Martha Snyder Taggart

BrightFocus Editor, Science Communications

  • Research News
Published on:
Blue chromosome DNA
Researchers are learning more about genetic factors behind neurodegenerative diseases—and how a common mutation behaves differently in glaucoma versus Alzheimer’s.

New research by 2021-24 Alzheimer’s Disease Research (ADR) grantee Oleg Butovsky, PhD (Brigham & Women’s and Harvard) has shown that APOE4, a common gene variant that increases the risk of Alzheimer’s disease, has a very different impact on glaucoma. 

In both diseases, immune cells called microglia switch from “normal” to “neurodegenerative,” causing inflammation. However, in a mouse model, APOE4 inhibited an inflammatory protein called galectin-3 and protected against optic nerve damage, even with elevated intraocular pressure.   

In the same study, researchers discovered a potential new treatment. They successfully used galactin-3 inhibitors to target the APOE signaling pathway and prevent the destruction of neurons in the eyes of mice with glaucoma (Margeta MA et al, Immunity, 2022). 

Galactin-3 inhibitors can be derived from natural sources and are currently in clinical trials for the lung disease pulmonary fibrosis. Moving forward, Dr. Butovsky and colleagues plan to test their efficacy in glaucoma animal models and explore minimally invasive ways to deliver the drug, such as by mouth or in a slow-release gel. They also will explore the patient population in which this approach might prove most useful, such as people with elevated levels of galectin-3 in their biofluids.  That could pave the way for clinical trials to test galectin-3 inhibition as a glaucoma therapy. 

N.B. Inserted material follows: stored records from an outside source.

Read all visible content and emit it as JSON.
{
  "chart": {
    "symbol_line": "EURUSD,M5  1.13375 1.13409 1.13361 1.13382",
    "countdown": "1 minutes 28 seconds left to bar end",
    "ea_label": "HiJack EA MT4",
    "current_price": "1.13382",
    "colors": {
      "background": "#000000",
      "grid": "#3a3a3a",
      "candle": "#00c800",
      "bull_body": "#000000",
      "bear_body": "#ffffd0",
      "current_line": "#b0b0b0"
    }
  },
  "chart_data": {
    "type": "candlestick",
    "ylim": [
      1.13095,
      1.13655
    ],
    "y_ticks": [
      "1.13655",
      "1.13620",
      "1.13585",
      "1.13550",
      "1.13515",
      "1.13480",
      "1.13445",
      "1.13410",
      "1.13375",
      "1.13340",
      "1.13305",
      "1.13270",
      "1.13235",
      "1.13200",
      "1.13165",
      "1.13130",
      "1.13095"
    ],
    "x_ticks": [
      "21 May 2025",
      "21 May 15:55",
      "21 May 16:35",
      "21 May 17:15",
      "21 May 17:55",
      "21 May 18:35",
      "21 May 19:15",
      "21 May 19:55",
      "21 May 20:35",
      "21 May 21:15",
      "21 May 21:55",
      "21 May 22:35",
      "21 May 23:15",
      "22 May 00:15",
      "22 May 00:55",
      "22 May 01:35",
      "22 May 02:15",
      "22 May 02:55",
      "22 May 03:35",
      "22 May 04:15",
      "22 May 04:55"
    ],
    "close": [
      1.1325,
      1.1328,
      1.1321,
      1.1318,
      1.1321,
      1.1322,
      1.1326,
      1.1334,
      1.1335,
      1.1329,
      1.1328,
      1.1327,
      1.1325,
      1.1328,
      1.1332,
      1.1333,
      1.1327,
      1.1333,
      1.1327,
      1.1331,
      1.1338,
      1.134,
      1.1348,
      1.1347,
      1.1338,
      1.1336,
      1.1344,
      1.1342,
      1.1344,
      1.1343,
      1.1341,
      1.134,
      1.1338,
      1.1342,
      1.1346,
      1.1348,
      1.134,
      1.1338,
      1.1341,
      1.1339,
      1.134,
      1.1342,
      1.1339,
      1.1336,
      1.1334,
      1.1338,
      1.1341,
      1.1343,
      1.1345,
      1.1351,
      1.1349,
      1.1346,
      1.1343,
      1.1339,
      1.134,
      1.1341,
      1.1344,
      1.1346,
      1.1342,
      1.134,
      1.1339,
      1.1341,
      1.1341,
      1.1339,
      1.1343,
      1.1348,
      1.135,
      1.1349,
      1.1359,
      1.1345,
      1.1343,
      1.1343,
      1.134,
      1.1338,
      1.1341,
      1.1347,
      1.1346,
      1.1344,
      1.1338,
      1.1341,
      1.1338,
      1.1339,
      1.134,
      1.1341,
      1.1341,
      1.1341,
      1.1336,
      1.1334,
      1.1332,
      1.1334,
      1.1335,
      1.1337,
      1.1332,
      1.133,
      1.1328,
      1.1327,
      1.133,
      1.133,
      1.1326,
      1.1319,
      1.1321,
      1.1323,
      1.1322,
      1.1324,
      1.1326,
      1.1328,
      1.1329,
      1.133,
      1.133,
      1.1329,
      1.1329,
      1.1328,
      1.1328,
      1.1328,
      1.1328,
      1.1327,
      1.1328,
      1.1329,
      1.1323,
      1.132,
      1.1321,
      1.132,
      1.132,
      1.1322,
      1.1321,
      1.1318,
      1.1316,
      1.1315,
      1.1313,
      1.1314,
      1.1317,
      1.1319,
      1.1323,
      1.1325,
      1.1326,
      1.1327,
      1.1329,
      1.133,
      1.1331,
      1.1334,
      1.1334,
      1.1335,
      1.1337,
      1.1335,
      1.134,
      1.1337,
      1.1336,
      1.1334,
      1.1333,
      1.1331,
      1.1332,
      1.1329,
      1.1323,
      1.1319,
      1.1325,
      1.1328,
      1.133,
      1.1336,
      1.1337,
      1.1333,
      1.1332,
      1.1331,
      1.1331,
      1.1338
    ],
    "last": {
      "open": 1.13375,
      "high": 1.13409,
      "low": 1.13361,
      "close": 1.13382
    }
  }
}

In addition to identifying a potential new glaucoma therapy, this cross-cutting research involves funding agencies from both the Alzheimer’s and glaucoma research worlds. Dr. Butovsky’s lab is examining how APOE4 shapes the interactions between peripheral immune cells and microglial immune cells in both the brain and eye. Two of the world’s leading Alzheimer’s authorities are coauthors on the report: David Holtzman, MD (Washington U at St. Louis), who co-chairs the BrightFocus ADR Scientific Review Committee (SRC), and Rudolph Tanzi, PhD (Mass General and Harvard), a former ADR grantee and current mentor on an ADR postdoctoral fellowship grant.   

Examining the Brain-Eye Connection 

In addition to providing funding for this type of cross-disciplinary research, BrightFocus Foundation encourages it in other ways. Three members of the BrightFocus Scientific Affairs team, along with several SRC members and current/former grantees, coauthored the white paper “Solving Neurodegeneration: Common Mechanisms and Strategies for New Treatments,” which bridges ideas in mind and vision research. It stems from a meeting sponsored by BrightFocus, the Glaucoma Research Foundation, and others in March 2021. 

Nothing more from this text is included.